The Event cinema programme presents the best of the performing arts on screen.

About the Barbican

A world-class arts and learning organisation, the Barbican pushes the boundaries of all major art forms including dance, film, music, theatre and visual arts. Its creative learning programme further underpins everything it does.

Over a million people attend events annually, hundreds of artists and performers are featured, and more than 300 staff work onsite.

The architecturally renowned centre opened in 1982 and comprises the Barbican Hall, the Barbican Theatre, The Pit, Cinemas 1, 2 and 3, Barbican Art Gallery, a second gallery The Curve, public spaces, a library, the Lakeside Terrace, a glasshouse conservatory, conference facilities and three restaurants. The City of London Corporation is the founder and principal funder of the Barbican Centre.

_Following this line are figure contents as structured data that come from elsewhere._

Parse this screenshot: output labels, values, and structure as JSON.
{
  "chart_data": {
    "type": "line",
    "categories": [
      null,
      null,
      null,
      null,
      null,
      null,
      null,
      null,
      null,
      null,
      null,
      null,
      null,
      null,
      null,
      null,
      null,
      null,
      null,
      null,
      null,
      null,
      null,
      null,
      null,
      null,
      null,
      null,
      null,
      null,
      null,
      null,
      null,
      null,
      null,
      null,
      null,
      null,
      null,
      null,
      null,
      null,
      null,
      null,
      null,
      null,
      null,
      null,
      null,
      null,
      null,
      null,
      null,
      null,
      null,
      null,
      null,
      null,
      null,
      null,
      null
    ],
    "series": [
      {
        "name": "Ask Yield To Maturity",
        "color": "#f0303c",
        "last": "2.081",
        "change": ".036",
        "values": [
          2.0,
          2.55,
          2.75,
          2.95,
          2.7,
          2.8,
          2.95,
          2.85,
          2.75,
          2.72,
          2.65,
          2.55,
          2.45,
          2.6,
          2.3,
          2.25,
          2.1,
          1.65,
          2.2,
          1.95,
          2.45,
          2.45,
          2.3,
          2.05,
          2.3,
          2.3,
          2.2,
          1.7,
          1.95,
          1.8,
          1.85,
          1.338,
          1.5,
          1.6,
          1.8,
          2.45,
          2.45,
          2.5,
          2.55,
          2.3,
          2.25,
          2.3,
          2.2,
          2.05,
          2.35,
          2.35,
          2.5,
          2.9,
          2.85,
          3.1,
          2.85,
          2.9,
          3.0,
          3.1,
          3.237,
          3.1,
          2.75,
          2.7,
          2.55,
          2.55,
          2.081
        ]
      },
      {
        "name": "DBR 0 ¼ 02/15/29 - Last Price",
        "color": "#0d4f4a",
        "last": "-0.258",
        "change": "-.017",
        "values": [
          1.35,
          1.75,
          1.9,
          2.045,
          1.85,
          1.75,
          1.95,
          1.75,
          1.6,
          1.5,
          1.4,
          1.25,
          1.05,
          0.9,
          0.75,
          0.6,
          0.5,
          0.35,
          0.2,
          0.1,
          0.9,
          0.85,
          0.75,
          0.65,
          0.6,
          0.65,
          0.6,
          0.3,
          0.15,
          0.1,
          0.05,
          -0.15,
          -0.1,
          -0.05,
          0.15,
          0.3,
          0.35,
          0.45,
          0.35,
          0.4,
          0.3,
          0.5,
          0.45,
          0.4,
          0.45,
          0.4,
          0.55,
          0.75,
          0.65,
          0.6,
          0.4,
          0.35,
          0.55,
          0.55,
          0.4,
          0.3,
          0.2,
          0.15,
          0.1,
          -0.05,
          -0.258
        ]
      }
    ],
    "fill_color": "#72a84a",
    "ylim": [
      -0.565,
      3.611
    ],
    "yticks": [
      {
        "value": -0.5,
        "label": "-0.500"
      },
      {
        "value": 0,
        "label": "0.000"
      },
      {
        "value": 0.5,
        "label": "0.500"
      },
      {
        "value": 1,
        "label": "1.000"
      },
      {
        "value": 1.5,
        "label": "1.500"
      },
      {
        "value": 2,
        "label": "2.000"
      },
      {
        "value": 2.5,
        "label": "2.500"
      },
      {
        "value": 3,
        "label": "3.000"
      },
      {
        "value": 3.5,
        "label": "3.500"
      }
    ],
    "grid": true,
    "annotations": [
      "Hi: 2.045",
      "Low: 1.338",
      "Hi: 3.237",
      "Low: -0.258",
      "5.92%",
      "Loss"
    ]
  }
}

The Barbican is home to Resident Orchestra, London Symphony Orchestra; Associate Orchestra, BBC Symphony Orchestra; Associate Ensembles the Academy of Ancient Music and Britten Sinfonia, Associate Producer Serious, and Artistic Partner Create. Our Artistic Associates include Boy Blue, Cheek by Jowl, Deborah Warner, Drum Works and Michael Clark Company.

The Los Angeles Philharmonic are the Barbican's International Orchestral Partner, the Australian Chamber Orchestra are International Associate Ensemble at Milton Court, and Jazz at Lincoln Center Orchestra are International Associate Ensemble.